By the time Addleshaw Sons & Latham and Booth & Co merged to form Addleshaw Booth & Co in February 1997, the two firms had been planning the merger for some two years. Paul Lee was the managing partner of Addleshaw Sons & Latham and I was the managing partner of Booth & Co. In the summer of 1996 Paul and I were invited to the Headingley Test Match for the day by a recruitment agency. We were invited as the managing partners of our respective firms. By that summer, we had largely agreed the framework for our merger. Even though we had been talking for nearly eighteen months, no hint of the discussions had leaked in the media. Our hosts certainly had no idea what we were planning. On the one hand, it would have looked odd if we didn’t speak to each other. On the other hand, we didn’t want to risk attracting attention by talking to each other too much. We therefore spent the day “pacing ourselves”.
During one of the periods that we were “together”, on the balcony of the hospitality box, Paul asked me a thought provoking question (a habit of his, as I was to come to learn!). “What” he asked “is the part of our jobs that you find hardest or most challenging but that your partners just aren’t aware of?”
I thought for a minute. “The sheer emotional wear and tear of managing partners and coping with their emotions day after day,” I replied “because it is rarely appropriate to let them know how you really feel about anything yourself.”

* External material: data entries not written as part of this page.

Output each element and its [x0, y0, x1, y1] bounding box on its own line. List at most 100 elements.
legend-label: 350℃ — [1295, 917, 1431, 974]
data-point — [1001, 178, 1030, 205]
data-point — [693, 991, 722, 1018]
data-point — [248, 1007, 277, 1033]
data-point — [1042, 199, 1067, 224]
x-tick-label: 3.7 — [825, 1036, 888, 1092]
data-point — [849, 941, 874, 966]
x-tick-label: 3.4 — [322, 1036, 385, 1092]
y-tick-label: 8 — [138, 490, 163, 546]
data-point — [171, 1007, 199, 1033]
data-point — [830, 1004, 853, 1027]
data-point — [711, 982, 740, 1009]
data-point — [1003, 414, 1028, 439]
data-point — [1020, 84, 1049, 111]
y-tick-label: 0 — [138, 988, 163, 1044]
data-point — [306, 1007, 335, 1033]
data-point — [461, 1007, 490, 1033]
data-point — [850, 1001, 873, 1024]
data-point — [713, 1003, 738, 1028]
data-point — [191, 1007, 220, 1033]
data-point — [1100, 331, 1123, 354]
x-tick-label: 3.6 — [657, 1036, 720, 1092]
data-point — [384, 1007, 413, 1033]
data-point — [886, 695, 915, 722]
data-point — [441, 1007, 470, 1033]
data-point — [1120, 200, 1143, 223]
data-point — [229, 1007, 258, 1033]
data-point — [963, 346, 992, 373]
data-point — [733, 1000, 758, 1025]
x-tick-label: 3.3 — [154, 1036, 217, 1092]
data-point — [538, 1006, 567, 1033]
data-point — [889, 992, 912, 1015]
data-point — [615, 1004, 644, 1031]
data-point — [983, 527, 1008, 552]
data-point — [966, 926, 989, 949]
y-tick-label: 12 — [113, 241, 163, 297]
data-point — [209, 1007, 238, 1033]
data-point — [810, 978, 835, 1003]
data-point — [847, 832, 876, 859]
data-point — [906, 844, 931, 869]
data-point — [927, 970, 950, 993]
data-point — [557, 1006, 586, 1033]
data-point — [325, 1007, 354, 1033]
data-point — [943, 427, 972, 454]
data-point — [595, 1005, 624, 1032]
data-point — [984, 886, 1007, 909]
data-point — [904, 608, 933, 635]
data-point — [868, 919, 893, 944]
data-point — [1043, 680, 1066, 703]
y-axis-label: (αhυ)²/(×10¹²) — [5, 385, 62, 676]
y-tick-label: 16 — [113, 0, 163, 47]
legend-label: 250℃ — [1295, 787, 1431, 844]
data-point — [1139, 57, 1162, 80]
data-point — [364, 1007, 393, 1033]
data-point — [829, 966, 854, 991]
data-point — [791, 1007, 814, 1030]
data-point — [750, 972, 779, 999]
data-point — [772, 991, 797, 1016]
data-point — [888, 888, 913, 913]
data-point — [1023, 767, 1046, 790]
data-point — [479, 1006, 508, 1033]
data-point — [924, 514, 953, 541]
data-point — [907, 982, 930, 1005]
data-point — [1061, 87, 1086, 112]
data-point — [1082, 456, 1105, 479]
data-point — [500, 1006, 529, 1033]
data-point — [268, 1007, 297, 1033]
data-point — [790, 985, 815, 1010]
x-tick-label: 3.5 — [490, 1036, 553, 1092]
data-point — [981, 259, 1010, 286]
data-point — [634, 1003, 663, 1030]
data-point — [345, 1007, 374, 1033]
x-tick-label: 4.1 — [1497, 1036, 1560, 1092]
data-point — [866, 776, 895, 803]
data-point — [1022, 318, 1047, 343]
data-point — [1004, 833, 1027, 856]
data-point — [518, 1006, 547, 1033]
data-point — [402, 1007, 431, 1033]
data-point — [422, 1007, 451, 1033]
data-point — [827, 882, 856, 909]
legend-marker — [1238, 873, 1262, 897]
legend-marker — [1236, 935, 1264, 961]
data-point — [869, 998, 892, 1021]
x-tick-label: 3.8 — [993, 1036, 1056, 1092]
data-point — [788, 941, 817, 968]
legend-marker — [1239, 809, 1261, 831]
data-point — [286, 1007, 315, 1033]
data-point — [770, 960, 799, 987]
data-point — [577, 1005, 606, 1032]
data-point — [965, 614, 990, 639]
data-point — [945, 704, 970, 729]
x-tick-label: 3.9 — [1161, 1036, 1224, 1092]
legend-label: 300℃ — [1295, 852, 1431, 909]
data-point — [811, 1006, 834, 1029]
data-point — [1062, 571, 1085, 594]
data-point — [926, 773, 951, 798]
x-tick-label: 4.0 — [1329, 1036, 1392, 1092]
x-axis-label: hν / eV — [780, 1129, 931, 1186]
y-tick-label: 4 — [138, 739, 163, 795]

Why on earth not, you ask? Because everyone watches the managing partner. Everything you do, say, or transmit by body language is interpreted or – more likely – misinterpreted. You’ve had a bad night’s sleep because your daughter was ill? You can’t look tired because someone will think that you’re worried and that the firm has a problem. Your partners want to project their worries and concerns on to you? You can’t show them that you have any worries or concerns of your own, because you will magnify theirs tenfold. You think that something is blindingly obvious? You still have to smile sweetly as you explain it on an individual basis to dozens of your partners – twice or three times each. One of your core skills as the managing partner is akin to acting. Projecting confidence.
As Chekhov said, it wears you out. It is emotionally draining. And it’s inescapable. It goes with the job. So you have to find a way to mask it, to cope with it, and most importantly of all to recharge your emotional batteries on a regular basis.
In my case I have always had the great gift of being able to “switch off”. And I love photography. So I achieved renewal and emotional recharging by “escaping” for a long weekend on my own maybe three times a year. The only things that went with me were my cameras. The “office brain” was turned off and for three or four days I would saunter round on my own taking photographs during the day and sleeping well at night. My wife saw the benefit I derived from the time and was understanding and loving enough to encourage me to do it (she still is!). The results were at least as good as a fortnight’s “conventional” break and colleagues at the office would often comment upon how relaxed I looked when I got back from a photography long weekend.
My solution worked for me. I needed time out on my own doing something different. You need to find the solution that will work for you. I can’t tell you what it will be. But find your own “escape valve” and make sure that you use it regularly. Because otherwise the day to day performance of your leadership or management role will inescapably drain your emotional reserves and wear you out.